Menurut Septiana (2009) kurangnya seseorang memiliki keterampilan sosial menyebabkan kesulitan perilaku di sekolah, kenakalan, tidak perhatian, penolakan rekan, kesulitan emosional, bullying, kesulitan dalam berteman, agresivitas, masalah dalam hubungan interpersonal, miskin konsep diri, kegagalan akademik, kesulitan konsentrasi, isolasi dari teman sebaya dan depresi.
Kurniati (2005 : 35) bahwa keterampilan sosial adalah kebutuhan primer yang perlu dimiliki anak-anak bagi kemandirian pada jenjang kehidupan selanjutnya, hal ini bermanfaat dalam kehidupan sehari-hari baik di lingkungan keluarga dan lingkungan sekitarnya. Libet dan Lewinsohn (dalam Cartledge dan Milburn, 1995) mengemukakan keterampilan sosial sebagai kemampuan yang kompleks untuk menunjukkan perilaku yang baik dinilai secara positif atau negative oleh lingkungan, dan jika perilaku itu tidak baik akan diberikan punishment oleh lingkungan.
Mengingat keterampilan sosial sangat penting dalam kehidupan sehari-hari sebaiknya keterampilan sosial ditanamkan pada anak sedini mungkin.
Keterampilan sosial pada anak dapat dikembangkan melalui berbagai metode di antaranya, metode bercerita, metode tanya jawab, metode karyawisata, dan metode bermain peran. Salah satu metode yang lebih efektif untuk mengembangkan empati anak yaitu metode bermain peran.

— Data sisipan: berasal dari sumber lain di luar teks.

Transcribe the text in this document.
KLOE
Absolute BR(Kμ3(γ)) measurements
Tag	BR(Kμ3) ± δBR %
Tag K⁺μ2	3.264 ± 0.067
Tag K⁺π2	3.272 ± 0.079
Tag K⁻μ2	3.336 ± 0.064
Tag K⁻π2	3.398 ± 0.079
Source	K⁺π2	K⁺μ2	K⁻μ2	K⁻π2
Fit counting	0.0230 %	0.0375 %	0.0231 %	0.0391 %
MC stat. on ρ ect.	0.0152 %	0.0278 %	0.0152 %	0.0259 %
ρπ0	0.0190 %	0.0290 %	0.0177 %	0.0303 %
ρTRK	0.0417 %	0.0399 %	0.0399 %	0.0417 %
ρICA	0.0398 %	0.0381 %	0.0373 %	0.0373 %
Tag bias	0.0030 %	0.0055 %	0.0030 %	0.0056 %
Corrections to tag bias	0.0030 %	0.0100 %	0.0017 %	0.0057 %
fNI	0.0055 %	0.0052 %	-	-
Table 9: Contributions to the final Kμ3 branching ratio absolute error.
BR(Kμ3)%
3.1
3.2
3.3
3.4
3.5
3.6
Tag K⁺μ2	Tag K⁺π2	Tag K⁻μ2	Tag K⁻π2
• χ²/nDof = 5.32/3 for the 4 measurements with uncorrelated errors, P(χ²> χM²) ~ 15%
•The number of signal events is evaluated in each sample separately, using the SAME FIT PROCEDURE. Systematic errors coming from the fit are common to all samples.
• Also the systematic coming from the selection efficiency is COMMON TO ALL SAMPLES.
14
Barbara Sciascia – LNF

Metode bermain peran adalah suatu proses pembelajaran artinya anak dapat berperan langsung dengan apa yang telah dilihatnya serta dengan melaksanakan metode bermain peran anak dapat menyelami perasaan orang lain tanpa anak ikut larut di dalamnya. Sebagaimana di kemukakan Rachmawati (2007 : 31), bermain peran yaitu permainan yang memerankan tokoh-tokoh atau benda-benda sekitar anak yang akan mengembangkan imajinasi dan penghayatan terhadap bahan kegiatan yang dilaksanakan.
Menurut Moeslichatoen (2004 : 38) bermain pura-pura adalah bermain yang menggunakan daya khayal anak yaitu dengan memakai bahasa atau berpura-pura bertingkah laku seperti benda tertentu, situasi tertentu, atau orang tertentu dan binatang tertentu yang dalam dunia nyata tidak dilakukan.

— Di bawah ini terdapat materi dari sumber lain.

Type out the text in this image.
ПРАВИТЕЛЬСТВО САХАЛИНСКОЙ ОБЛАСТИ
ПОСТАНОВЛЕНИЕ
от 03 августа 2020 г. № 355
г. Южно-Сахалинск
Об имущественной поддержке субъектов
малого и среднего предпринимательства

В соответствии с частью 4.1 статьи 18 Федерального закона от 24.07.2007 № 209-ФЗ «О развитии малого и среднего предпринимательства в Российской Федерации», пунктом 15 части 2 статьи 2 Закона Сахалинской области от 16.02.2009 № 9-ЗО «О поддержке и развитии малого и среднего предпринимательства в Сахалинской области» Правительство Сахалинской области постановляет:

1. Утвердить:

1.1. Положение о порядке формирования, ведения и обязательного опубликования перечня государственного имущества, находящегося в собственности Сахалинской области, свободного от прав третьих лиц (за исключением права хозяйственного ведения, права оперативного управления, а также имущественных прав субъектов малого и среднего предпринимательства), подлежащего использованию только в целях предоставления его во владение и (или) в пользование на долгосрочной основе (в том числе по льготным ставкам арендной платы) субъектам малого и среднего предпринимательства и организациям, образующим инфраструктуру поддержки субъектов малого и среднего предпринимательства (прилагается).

Bentuk kegiatan bermain pura-pura merupakan cermin budaya masyarakat di sekitarnya dalam kehidupan sehari-hari. Segala sesuatu yang dilihat dan didengar akan terulang dalam kegiatan bermain pura-pura tersebut. Dengan anak melakukan kegiatan pembelajaran dengan menggunakan metode bermain peran atau bermain pura-pura, keterampilan sosial pada anak akan tumbuh dan masuk ke dalam diri anak dan melihat keadaan dari sisi orang lain, seolah-olah ia adalah orang itu.

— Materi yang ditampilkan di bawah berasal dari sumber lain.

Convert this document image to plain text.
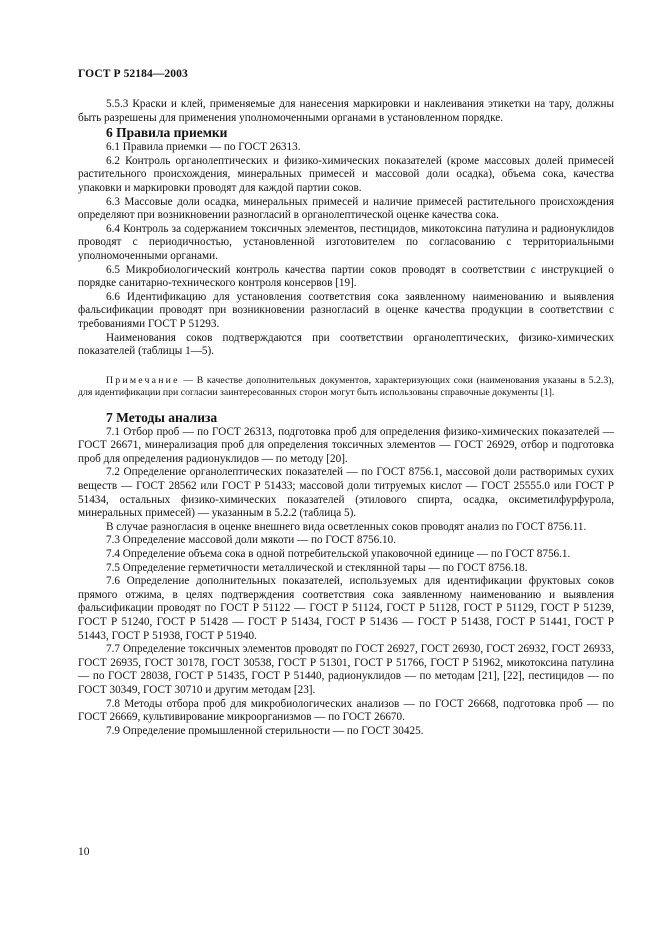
ГОСТ Р 52184—2003

5.5.3 Краски и клей, применяемые для нанесения маркировки и наклеивания этикетки на тару, должны быть разрешены для применения уполномоченными органами в установленном порядке.

6 Правила приемки

6.1 Правила приемки — по ГОСТ 26313.

6.2 Контроль органолептических и физико-химических показателей (кроме массовых долей примесей растительного происхождения, минеральных примесей и массовой доли осадка), объема сока, качества упаковки и маркировки проводят для каждой партии соков.

6.3 Массовые доли осадка, минеральных примесей и наличие примесей растительного происхождения определяют при возникновении разногласий в органолептической оценке качества сока.

6.4 Контроль за содержанием токсичных элементов, пестицидов, микотоксина патулина и радионуклидов проводят с периодичностью, установленной изготовителем по согласованию с территориальными уполномоченными органами.

6.5 Микробиологический контроль качества партии соков проводят в соответствии с инструкцией о порядке санитарно-технического контроля консервов [19].

6.6 Идентификацию для установления соответствия сока заявленному наименованию и выявления фальсификации проводят при возникновении разногласий в оценке качества продукции в соответствии с требованиями ГОСТ Р 51293.

Наименования соков подтверждаются при соответствии органолептических, физико-химических показателей (таблицы 1—5).

Примечание — В качестве дополнительных документов, характеризующих соки (наименования указаны в 5.2.3), для идентификации при согласии заинтересованных сторон могут быть использованы справочные документы [1].

7 Методы анализа

7.1 Отбор проб — по ГОСТ 26313, подготовка проб для определения физико-химических показателей — ГОСТ 26671, минерализация проб для определения токсичных элементов — ГОСТ 26929, отбор и подготовка проб для определения радионуклидов — по методу [20].

7.2 Определение органолептических показателей — по ГОСТ 8756.1, массовой доли растворимых сухих веществ — ГОСТ 28562 или ГОСТ Р 51433; массовой доли титруемых кислот — ГОСТ 25555.0 или ГОСТ Р 51434, остальных физико-химических показателей (этилового спирта, осадка, оксиметилфурфурола, минеральных примесей) — указанным в 5.2.2 (таблица 5).

В случае разногласия в оценке внешнего вида осветленных соков проводят анализ по ГОСТ 8756.11.

7.3 Определение массовой доли мякоти — по ГОСТ 8756.10.

7.4 Определение объема сока в одной потребительской упаковочной единице — по ГОСТ 8756.1.

7.5 Определение герметичности металлической и стеклянной тары — по ГОСТ 8756.18.

7.6 Определение дополнительных показателей, используемых для идентификации фруктовых соков прямого отжима, в целях подтверждения соответствия сока заявленному наименованию и выявления фальсификации проводят по ГОСТ Р 51122 — ГОСТ Р 51124, ГОСТ Р 51128, ГОСТ Р 51129, ГОСТ Р 51239, ГОСТ Р 51240, ГОСТ Р 51428 — ГОСТ Р 51434, ГОСТ Р 51436 — ГОСТ Р 51438, ГОСТ Р 51441, ГОСТ Р 51443, ГОСТ Р 51938, ГОСТ Р 51940.

7.7 Определение токсичных элементов проводят по ГОСТ 26927, ГОСТ 26930, ГОСТ 26932, ГОСТ 26933, ГОСТ 26935, ГОСТ 30178, ГОСТ 30538, ГОСТ Р 51301, ГОСТ Р 51766, ГОСТ Р 51962, микотоксина патулина — по ГОСТ 28038, ГОСТ Р 51435, ГОСТ Р 51440, радионуклидов — по методам [21], [22], пестицидов — по ГОСТ 30349, ГОСТ 30710 и другим методам [23].

7.8 Методы отбора проб для микробиологических анализов — по ГОСТ 26668, подготовка проб — по ГОСТ 26669, культивирование микроорганизмов — по ГОСТ 26670.

7.9 Определение промышленной стерильности — по ГОСТ 30425.

10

Kondisi objektif yang ditemukan di TK X ini masih jarang lagi diterapkan metode bermain peran, khususnya untuk mengembangkan keterampilan sosial anak TK X. Aktivitas pembelajaran di TK ini masih monoton, seperti halnya mengisi majalah sekolah, menggambar dan mewarnai gambar. Selain itu, aktivitas pembelajarannya masih banyak ditekankan pada segi akademis dan sering kali menggunakan metode tanya jawab atau ceramah yang dimana guru yang lebih banyak berperan aktif. Sehingga metode bermain peran masih sangat jarang diterapkan pada anak di TK ini. Selain metode pembelajaran yang monoton pada anak pun keterampilan sosial tidak terlihat, seperti yang terlihat disini keterampilan sosial anak belum muncul, anak tidak mau membantu temannya dalam hal meminjamkan alat tulis, tidak mau berbagi pada teman yang tidak membawa makanan, anak yang suka mengejek temannya, anak tidak mau membantu temannya saat merapikan meja, dan saat ada anak yang terjatuh anak lain menertawakan bukan menolong. Oleh karena itu perlu dilakukan suatu penelitian terkait dengan penerapan metode bermain peran untuk meningkatkan keterampilan sosial anak di TK tersebut.
Berdasarkan permasalahan diatas, maka penelitian ini memfokuskan kajian pada "MENINGKATKAN KETERAMPILAN SOSIAL ANAK USIA DINI MELALUI PENGGUNAAN METODE BERMAIN PERAN".

B. Rumusan Masalah
Rumusan masalah dalam penelitian ini dituangkan dalam pertanyaan penelitian sebagai berikut : 
1. Bagaimana kondisi objektif sekolah TK X ?
2. Bagaimana gambaran umum keterampilan sosial anak usia dini di kelompok B TK X ?
3. Bagaimana langkah-langkah metode bermain peran di kelompok B TK X untuk meningkatkan keterampilan sosial anak ?
4. Bagaimana peningkatan keterampilan sosial anak usia dini di kelompok B TK X setelah menggunakan metode bermain peran ?

C. Tujuan Penelitian
Tujuan dalam penelitian ini adalah sebagai berikut : 
1. Untuk mengetahui kondisi objektif sekolah TK X.
2. Untuk mengetahui gambaran umum keterampilan sosial anak usia dini di kelompok B TK X.
3. Untuk mengetahui langkah-langkah metode bermain peran di kelompok B TK X, dalam rangka meningkatkan keterampilan sosial anak.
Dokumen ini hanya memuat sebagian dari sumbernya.